RAW 264.7 is a cell line that functions as a fundamental tool in biological research, particularly within the study of the immune system. This standardized model allows scientists to investigate how immune cells respond to pathogens, toxins, and potential drug compounds in a controlled laboratory setting. A cell line is a population of cells that can be grown indefinitely outside the body, providing a consistent system for experimentation. As an immortalized cell model, RAW 264.7 provides a proxy for understanding the behavior of a specific type of white blood cell in mice, making it standard for studying immunology, inflammation, and toxicology.
Origin and Establishment of the Cell Line
The RAW 264.7 cell line originated from a tumor in a male BALB/c mouse. The tumor was induced using the Abelson murine leukemia virus (A-MuLV). Researchers at the National Cancer Institute established the resulting cells as a stable line in the 1970s, after the viral transformation caused them to acquire the ability to divide endlessly.

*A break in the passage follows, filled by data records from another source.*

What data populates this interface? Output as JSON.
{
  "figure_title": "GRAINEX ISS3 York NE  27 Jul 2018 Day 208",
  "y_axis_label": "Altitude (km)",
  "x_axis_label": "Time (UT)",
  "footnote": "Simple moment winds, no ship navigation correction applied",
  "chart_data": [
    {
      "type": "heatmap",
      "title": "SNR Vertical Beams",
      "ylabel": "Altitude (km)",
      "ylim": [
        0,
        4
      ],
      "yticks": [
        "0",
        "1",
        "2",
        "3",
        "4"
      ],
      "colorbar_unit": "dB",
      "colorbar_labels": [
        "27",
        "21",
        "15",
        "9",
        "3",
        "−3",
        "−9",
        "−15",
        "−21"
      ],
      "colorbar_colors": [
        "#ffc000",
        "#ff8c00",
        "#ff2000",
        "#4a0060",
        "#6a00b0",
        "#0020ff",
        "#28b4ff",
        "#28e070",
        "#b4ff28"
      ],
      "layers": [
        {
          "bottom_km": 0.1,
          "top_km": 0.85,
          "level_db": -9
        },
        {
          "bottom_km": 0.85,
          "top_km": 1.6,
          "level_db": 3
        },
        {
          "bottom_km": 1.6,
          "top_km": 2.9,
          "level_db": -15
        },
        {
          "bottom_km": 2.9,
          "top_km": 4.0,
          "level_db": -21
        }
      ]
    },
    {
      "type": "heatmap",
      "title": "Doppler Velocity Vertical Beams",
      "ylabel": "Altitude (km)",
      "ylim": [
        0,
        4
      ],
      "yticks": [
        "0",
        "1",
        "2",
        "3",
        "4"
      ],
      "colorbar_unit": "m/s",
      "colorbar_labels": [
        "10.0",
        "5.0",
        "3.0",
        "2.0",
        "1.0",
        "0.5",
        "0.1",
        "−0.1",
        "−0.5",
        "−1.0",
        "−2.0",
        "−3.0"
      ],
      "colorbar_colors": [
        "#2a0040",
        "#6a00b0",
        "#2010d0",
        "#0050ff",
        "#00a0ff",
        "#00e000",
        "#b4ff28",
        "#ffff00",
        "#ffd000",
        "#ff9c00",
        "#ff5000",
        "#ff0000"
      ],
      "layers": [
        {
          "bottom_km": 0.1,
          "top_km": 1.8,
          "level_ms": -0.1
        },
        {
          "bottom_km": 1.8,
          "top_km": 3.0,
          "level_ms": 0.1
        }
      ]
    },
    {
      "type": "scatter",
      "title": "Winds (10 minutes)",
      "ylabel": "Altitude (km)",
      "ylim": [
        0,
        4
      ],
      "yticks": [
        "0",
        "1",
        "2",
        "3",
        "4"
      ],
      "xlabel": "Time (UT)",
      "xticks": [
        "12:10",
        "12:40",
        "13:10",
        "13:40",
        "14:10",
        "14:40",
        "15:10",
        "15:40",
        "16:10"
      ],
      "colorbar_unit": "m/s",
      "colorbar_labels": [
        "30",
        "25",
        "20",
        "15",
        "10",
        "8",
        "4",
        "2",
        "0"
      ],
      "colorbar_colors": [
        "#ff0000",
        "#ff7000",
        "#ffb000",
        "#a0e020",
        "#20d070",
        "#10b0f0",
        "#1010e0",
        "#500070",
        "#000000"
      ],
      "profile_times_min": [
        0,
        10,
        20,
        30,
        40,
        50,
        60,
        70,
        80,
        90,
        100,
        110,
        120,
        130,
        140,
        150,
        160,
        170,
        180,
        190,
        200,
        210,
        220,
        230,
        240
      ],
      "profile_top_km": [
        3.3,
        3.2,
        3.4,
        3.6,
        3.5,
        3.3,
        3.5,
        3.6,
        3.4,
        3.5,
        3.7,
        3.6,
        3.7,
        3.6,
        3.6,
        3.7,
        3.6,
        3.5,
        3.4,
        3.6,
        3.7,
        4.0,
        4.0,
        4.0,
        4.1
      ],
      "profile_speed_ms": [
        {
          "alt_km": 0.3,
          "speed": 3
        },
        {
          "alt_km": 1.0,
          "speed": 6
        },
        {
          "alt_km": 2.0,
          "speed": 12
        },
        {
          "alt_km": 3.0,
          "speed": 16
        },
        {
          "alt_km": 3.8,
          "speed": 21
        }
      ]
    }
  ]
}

The indefinite lifespan of RAW 264.7 cells is invaluable, eliminating the need to constantly harvest fresh cells from live animals. This consistency minimizes the variability inherent in using primary cells, ensuring that experiments performed over long periods can be compared directly. The cells retained many functional characteristics of the original immune cell, making them a suitable model for studying macrophage behavior.
Defining Characteristics of RAW 264.7
RAW 264.7 cells are classified as a macrophage-like line, representing a type of immune cell responsible for engulfing and digesting cellular debris, foreign substances, and cancer cells. In culture, these cells exhibit an adherent growth pattern, meaning they naturally attach themselves to the surface of the culture flask or plate. Their morphology is typically round or oval during normal culture, though they can become spindle-shaped when highly polarized or activated.
A defining feature of these cells is their ability to perform phagocytosis, a process where they actively consume foreign particles. Researchers test this ability by observing the cells engulf materials such as latex beads or zymosan. This function, along with pinocytosis (cellular drinking), confirms they maintain core innate immune system functions. Although they are not primary cells, they retain enough biological fidelity to serve as a high-utility model for studying immune mechanisms.
Primary Role in Scientific Research
RAW 264.7 is a preferred model for high-throughput screening in immunology and pharmacology. Researchers frequently use these cells to rapidly test hundreds or thousands of compounds, such as new drug candidates or natural extracts, for their potential effects on immune responses. This initial screening process is significantly more cost-effective and efficient than beginning with complex animal models.
A significant application is in toxicology studies, assessing how harmful substances affect immune cell function. By exposing RAW 264.7 cells to various environmental toxins or pollutants, researchers can quickly evaluate the potential for a substance to cause an inflammatory reaction or oxidative stress. This provides information about the safety and immunotoxicity of new materials before they proceed to more involved testing.
The cells are extensively used in inflammation research to understand the pathways regulating the body’s response to injury or infection. Studies often focus on finding compounds that can moderate or suppress the inflammatory reaction, offering pathways to develop treatments for chronic inflammatory diseases. The ability to precisely compare results across different laboratories accelerates the pace of discovery. Although mouse cell results do not perfectly mirror human biology, their use as a reliable initial proxy model streamlines the entire research pipeline.
Activation and Immune Signaling
To mimic infection or injury, researchers must intentionally “activate” the RAW 264.7 cells. The most common method involves stimulating them with lipopolysaccharide (LPS), a component found in the outer membrane of many types of bacteria. LPS acts as a danger signal that triggers the cells to initiate an immune response, reflecting how the body reacts to bacteria. This stimulation activates complex internal molecular pathways, such as the NF-κB and MAPK pathways, that drive the immune reaction.
Once activated by LPS, the cells begin the mass production and release of various chemical messengers that drive inflammation. Among the substances produced are pro-inflammatory cytokines, small proteins that regulate immune cell communication. Specific examples include Tumor Necrosis Factor-alpha (TNF-alpha) and Interleukin-6 (IL-6), which escalate inflammation.
Another molecule released upon activation is nitric oxide (NO). Macrophages use nitric oxide as an antimicrobial agent to kill pathogens and tumor cells. The production of NO is catalyzed by an enzyme called inducible nitric oxide synthase (iNOS), which is significantly upregulated following LPS exposure. By measuring the release of these inflammatory molecules, researchers can determine whether a test compound is capable of suppressing or enhancing the immune reaction.